This impulse might cause you to pose two questions, so let me jump on those up front.
1. How did I know they were gay? Because they spent a large chunk of their conversation discussing a mutual third party and how odd it was that while he looked really good in the buff and was great in the sack, for some reason neither could quite get their arms around (sorry), he didn't look so hot in his clothes. Should they stage a "What Not To Wear" style intervention? This, methinks, was a fairly crisp indication on which side of the teeter-tooter they bounce.
2. Why did I want to slap the one (let's call him "Frank")? Good question, since Frank seemed like a nice enough fellow, had civil coffee house table manners, wasn't screaming into his cell phone, etc. And let me state up front that I had zero issue with Frank's sexual orientation. Aside from the fact that it's none of my concern, even if I did have issues, a) I would have had no business sitting in a coffee shop in this particular section of town, and b) I would have wanted to give them both a good cuff upside the head.
No, the source of my irritation was Frank's outrageous "gay" lisp. Call me an uninformed boor, but I just don't believe that people are born with that kind of speech impediment. It's a "nurtured" as opposed to "natured" feature, it's dumb, and it just grinds my gears big time. So, when one is forced* to overhear two men dishing a third on the cut of his clothed jib and one of them insists on delivering the word "slacks" with way over-the-top hissy silibants, well, who can blame a girl for an itchy palm?
And just in case you are ready to draw and quarter me for being a homophobic poop-head, I feel exactly the same way about Orange County bobble-heads who use such thick coats of lip gloss that they daren't allow their top lips to contact their bottom lips while speaking. This leads to an affected open-mouth "I'm so bored with this whole conversation that I can barely keep my lips moving" delivery, which is almost always exacerbated by delivering every thought in the form of an oddly-gravelly toned question, as though life were just one continuous round of Jeopardy. "So, I was at the counter of Tiffany's? when my chihuahua Pinky? did a doo-doo in my new Kate Spade handbag? And, like, it was so gross? omigahwd...."

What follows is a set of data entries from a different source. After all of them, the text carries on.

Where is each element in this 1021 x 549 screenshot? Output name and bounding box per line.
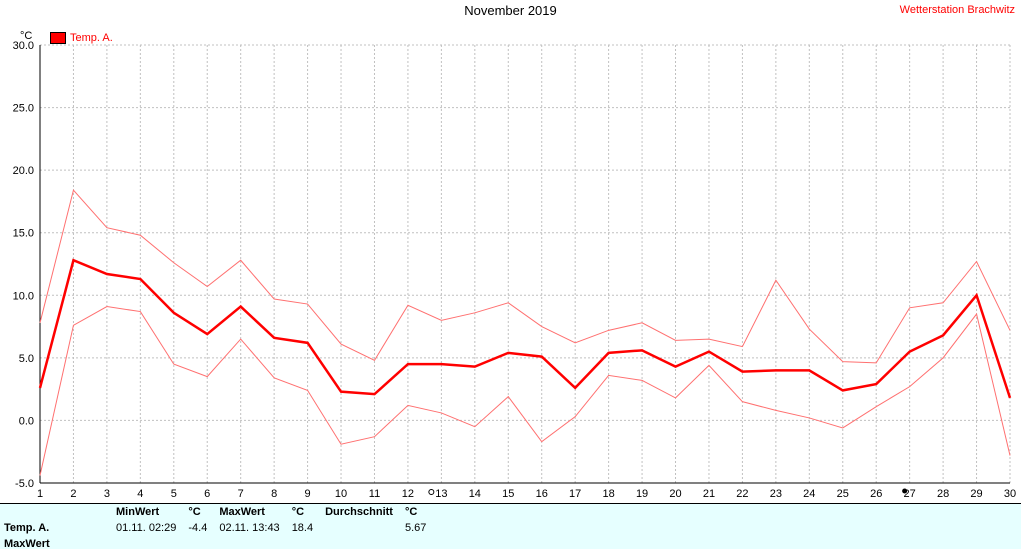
svg-text:16: 16 xyxy=(536,488,548,500)
svg-text:12: 12 xyxy=(402,488,414,500)
svg-text:22: 22 xyxy=(736,488,748,500)
svg-text:4: 4 xyxy=(137,488,143,500)
col-min-label: MinWert xyxy=(112,504,184,520)
svg-text:3: 3 xyxy=(104,488,110,500)
svg-text:26: 26 xyxy=(870,488,882,500)
row-label: Temp. A. xyxy=(0,520,112,536)
stats-bar: MinWert °C MaxWert °C Durchschnitt °C Te… xyxy=(0,503,1021,549)
svg-text:5.0: 5.0 xyxy=(19,353,34,365)
svg-text:30.0: 30.0 xyxy=(13,40,34,52)
svg-text:15: 15 xyxy=(502,488,514,500)
svg-text:30: 30 xyxy=(1004,488,1016,500)
svg-text:5: 5 xyxy=(171,488,177,500)
svg-text:11: 11 xyxy=(369,488,380,500)
svg-text:25: 25 xyxy=(837,488,849,500)
col-min-unit: °C xyxy=(184,504,215,520)
svg-text:15.0: 15.0 xyxy=(13,228,34,240)
svg-text:20: 20 xyxy=(669,488,681,500)
chart-svg: -5.00.05.010.015.020.025.030.01234567891… xyxy=(0,0,1021,503)
svg-text:20.0: 20.0 xyxy=(13,165,34,177)
svg-text:0.0: 0.0 xyxy=(19,415,34,427)
svg-text:28: 28 xyxy=(937,488,949,500)
svg-text:2: 2 xyxy=(70,488,76,500)
svg-text:29: 29 xyxy=(970,488,982,500)
max-val: 18.4 xyxy=(288,520,321,536)
stats-row-extra: MaxWert xyxy=(0,536,434,549)
svg-text:13: 13 xyxy=(435,488,447,500)
stats-row: Temp. A. 01.11. 02:29 -4.4 02.11. 13:43 … xyxy=(0,520,434,536)
svg-text:-5.0: -5.0 xyxy=(15,478,34,490)
stats-table: MinWert °C MaxWert °C Durchschnitt °C Te… xyxy=(0,504,434,549)
col-avg-label: Durchschnitt xyxy=(321,504,401,520)
min-val: -4.4 xyxy=(184,520,215,536)
max-when: 02.11. 13:43 xyxy=(215,520,287,536)
svg-text:9: 9 xyxy=(305,488,311,500)
svg-text:18: 18 xyxy=(602,488,614,500)
svg-text:25.0: 25.0 xyxy=(13,103,34,115)
svg-text:23: 23 xyxy=(770,488,782,500)
svg-text:21: 21 xyxy=(703,488,715,500)
stats-header-row: MinWert °C MaxWert °C Durchschnitt °C xyxy=(0,504,434,520)
svg-text:7: 7 xyxy=(238,488,244,500)
avg-val: 5.67 xyxy=(401,520,434,536)
min-when: 01.11. 02:29 xyxy=(112,520,184,536)
chart-area: November 2019 Wetterstation Brachwitz °C… xyxy=(0,0,1021,503)
row-label-extra: MaxWert xyxy=(0,536,112,549)
svg-text:8: 8 xyxy=(271,488,277,500)
col-max-unit: °C xyxy=(288,504,321,520)
svg-text:10.0: 10.0 xyxy=(13,290,34,302)
svg-text:10: 10 xyxy=(335,488,347,500)
svg-text:19: 19 xyxy=(636,488,648,500)
svg-text:6: 6 xyxy=(204,488,210,500)
col-avg-unit: °C xyxy=(401,504,434,520)
svg-text:17: 17 xyxy=(569,488,581,500)
col-max-label: MaxWert xyxy=(215,504,287,520)
svg-text:1: 1 xyxy=(37,488,43,500)
svg-text:14: 14 xyxy=(469,488,481,500)
svg-text:24: 24 xyxy=(803,488,815,500)
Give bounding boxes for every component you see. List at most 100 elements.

In this same category fall teen-age boys who insist on grunting for three or four years before they remember to use their words, seven-year old girls who baby talk only to their Daddies, and politicians who respond to every question with a "Oh, you can't throw me off with that one" kind of inside-track chuckle. I just want to slap 'em and slap 'em good.
Frank was just in the wrong place at the wrong time, that's all.
*Yeah, I could have moved, but then what would I have blogged about today?